Presiden Perancis Emmanuel Macron menyampaikan pidato mengenai pencegahan nuklir di depan kapal selam Le Temeraire di pangkalan Île Longue. (Dok. HO/Faktakalbar.id)
Presiden Perancis Emmanuel Macron menyampaikan pidato mengenai pencegahan nuklir di depan kapal selam Le Temeraire di pangkalan Île Longue. (Dok. HO/Faktakalbar.id)
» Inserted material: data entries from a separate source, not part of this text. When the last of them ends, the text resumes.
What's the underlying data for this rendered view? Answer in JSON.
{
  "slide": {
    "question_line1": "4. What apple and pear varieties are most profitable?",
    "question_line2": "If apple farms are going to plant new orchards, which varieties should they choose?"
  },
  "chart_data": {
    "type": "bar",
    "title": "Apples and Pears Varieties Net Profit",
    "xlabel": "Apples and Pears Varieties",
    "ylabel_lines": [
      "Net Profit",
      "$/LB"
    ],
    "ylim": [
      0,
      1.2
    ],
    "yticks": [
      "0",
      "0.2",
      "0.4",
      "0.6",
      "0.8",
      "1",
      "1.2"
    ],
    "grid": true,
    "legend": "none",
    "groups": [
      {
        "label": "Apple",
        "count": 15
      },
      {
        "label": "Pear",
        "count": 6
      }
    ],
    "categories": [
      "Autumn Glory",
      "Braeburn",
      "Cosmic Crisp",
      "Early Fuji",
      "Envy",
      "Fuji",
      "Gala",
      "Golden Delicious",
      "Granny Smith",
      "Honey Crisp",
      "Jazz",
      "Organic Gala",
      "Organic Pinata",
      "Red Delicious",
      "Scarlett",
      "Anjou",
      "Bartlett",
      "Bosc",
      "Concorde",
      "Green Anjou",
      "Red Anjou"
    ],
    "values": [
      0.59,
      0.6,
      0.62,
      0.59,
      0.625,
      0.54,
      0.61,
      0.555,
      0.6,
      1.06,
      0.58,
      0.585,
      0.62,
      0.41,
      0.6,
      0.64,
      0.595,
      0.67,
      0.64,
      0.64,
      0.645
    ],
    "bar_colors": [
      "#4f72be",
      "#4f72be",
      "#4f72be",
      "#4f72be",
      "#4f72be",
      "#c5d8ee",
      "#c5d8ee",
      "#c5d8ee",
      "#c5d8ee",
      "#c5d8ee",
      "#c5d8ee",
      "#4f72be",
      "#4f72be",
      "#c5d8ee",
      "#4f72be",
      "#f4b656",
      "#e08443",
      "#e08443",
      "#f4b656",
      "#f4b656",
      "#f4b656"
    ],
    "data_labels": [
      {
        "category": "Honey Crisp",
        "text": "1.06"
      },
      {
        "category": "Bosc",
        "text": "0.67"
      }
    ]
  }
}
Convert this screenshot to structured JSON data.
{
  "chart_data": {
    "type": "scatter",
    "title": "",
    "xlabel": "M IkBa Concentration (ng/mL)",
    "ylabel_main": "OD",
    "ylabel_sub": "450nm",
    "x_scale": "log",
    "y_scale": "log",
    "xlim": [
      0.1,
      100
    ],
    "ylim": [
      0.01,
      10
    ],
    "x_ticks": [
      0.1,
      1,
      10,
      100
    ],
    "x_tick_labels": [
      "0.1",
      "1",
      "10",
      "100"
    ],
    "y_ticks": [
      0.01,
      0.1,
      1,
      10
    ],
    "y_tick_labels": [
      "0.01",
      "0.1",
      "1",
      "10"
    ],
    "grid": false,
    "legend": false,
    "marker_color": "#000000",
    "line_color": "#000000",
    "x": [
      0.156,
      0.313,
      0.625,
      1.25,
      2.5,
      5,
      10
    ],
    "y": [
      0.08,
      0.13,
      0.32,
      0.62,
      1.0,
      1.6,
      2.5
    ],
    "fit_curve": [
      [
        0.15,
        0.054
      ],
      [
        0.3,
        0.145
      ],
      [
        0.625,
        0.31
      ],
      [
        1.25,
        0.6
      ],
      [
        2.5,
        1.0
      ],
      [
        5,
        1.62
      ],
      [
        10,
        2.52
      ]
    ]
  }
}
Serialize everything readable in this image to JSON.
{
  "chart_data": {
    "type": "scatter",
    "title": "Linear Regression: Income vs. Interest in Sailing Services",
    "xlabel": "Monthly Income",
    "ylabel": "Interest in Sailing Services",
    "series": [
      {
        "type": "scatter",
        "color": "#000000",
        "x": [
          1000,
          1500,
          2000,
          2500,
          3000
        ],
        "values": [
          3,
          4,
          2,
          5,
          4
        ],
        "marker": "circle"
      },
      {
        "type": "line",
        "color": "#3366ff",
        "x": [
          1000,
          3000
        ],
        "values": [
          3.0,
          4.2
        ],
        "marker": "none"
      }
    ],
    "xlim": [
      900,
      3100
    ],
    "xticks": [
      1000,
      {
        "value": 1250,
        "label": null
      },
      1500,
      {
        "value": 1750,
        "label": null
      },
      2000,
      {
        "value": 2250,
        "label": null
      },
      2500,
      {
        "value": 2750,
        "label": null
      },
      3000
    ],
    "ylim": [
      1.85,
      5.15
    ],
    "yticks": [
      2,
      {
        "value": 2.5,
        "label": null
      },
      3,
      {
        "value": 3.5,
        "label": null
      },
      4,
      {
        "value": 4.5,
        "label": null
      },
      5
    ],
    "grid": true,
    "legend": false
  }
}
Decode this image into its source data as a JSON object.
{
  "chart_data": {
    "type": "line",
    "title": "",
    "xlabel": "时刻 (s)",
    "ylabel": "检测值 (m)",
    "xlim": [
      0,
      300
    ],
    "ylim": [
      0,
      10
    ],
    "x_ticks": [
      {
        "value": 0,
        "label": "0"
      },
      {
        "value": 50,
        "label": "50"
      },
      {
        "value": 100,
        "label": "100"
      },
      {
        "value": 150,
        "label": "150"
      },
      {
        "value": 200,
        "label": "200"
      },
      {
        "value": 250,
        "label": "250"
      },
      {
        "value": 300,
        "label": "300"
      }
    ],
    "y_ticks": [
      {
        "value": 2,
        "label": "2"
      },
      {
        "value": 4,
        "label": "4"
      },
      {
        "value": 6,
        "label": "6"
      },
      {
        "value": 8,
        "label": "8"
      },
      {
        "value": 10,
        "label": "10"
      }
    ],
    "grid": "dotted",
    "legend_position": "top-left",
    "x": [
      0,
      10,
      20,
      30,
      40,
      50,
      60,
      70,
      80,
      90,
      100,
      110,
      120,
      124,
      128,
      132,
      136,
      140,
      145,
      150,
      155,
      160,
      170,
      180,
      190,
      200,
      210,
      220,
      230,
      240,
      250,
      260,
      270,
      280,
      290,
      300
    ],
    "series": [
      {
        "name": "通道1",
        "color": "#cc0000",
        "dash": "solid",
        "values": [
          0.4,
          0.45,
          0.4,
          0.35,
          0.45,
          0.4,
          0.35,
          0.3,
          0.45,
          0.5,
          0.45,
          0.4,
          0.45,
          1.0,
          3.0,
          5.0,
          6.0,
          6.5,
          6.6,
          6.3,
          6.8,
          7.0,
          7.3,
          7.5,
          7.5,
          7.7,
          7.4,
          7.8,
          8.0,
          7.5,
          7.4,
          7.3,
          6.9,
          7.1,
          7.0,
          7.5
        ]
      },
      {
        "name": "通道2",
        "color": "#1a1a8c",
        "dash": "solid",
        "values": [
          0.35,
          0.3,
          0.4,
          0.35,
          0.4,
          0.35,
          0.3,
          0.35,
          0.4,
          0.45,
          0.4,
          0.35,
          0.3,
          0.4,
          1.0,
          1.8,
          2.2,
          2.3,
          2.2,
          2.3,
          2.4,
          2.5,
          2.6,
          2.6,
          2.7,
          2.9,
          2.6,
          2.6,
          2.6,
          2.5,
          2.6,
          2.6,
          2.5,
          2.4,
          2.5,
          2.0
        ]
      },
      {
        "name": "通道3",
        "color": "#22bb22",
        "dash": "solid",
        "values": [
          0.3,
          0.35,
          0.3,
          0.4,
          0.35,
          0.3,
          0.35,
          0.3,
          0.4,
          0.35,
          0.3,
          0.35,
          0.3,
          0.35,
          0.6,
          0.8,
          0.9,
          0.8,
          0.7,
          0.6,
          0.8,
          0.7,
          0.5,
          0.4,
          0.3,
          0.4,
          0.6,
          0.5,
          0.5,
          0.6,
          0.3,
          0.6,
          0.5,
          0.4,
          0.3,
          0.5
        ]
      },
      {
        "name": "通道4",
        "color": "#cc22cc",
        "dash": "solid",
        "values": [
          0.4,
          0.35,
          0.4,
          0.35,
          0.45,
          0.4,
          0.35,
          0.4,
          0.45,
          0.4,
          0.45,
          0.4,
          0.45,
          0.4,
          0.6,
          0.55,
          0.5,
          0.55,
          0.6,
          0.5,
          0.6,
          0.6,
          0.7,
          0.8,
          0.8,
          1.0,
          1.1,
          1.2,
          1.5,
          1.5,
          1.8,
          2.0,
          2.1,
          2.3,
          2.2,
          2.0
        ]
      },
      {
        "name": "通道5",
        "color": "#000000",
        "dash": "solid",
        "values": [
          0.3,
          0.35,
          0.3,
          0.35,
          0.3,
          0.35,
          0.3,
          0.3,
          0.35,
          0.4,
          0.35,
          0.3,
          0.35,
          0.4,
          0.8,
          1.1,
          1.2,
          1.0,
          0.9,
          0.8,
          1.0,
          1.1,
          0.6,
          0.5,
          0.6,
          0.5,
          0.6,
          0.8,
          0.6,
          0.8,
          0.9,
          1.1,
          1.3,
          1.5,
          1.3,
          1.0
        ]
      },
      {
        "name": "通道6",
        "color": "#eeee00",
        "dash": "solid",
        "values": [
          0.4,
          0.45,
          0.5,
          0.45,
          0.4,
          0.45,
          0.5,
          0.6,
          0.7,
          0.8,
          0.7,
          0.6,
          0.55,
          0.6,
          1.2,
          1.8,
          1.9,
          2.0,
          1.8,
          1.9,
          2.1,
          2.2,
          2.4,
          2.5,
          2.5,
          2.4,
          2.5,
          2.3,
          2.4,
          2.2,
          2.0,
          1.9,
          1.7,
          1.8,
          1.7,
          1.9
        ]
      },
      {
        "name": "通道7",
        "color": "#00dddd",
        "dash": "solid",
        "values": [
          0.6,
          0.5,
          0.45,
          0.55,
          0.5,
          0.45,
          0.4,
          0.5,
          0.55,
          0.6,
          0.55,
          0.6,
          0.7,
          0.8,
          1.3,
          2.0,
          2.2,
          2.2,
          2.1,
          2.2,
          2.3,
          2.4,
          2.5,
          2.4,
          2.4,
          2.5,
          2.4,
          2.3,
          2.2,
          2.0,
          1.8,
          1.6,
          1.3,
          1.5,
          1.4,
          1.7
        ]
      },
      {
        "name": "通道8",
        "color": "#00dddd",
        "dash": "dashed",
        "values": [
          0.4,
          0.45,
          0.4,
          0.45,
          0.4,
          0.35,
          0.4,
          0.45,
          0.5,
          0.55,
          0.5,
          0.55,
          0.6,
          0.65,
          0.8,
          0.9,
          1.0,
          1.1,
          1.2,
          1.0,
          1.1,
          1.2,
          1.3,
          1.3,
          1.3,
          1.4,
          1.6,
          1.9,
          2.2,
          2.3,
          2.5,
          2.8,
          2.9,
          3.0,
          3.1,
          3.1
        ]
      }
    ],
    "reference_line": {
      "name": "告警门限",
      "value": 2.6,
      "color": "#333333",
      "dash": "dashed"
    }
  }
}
“Perkembangan pertahanan para pesaing kita, munculnya kekuatan regional, kemungkinan koordinasi antar musuh, dan risiko yang terkait dengan proliferasi… Semua ini membawa kita pada kesimpulan bahwa penguatan persenjataan kita sangat penting,” ujar Macron.

Baca Juga: Qatar Berhasil Tembak Jatuh Pesawat Tempur dan Rudal Balistik Asal Iran

Selain penguatan alutsista, Macron memperkenalkan konsep “pencegahan tingkat lanjut” (advanced deterrence) yang melibatkan kerja sama dengan sekutu Eropa.

Delapan negara, termasuk Inggris, Jerman, dan Polandia, telah sepakat untuk berpartisipasi dalam komponen dukungan konvensional dari strategi ini.

Strategi ini memungkinkan pengerahan pasukan udara strategis Perancis ke wilayah sekutu guna memperluas jangkauan pertahanan kolektif Eropa.

Macron memastikan bahwa inisiatif ini dilakukan dengan transparansi penuh terhadap Amerika Serikat dan berkoordinasi erat dengan Inggris, serta tetap menjadi misi tambahan bagi kekuatan nuklir NATO.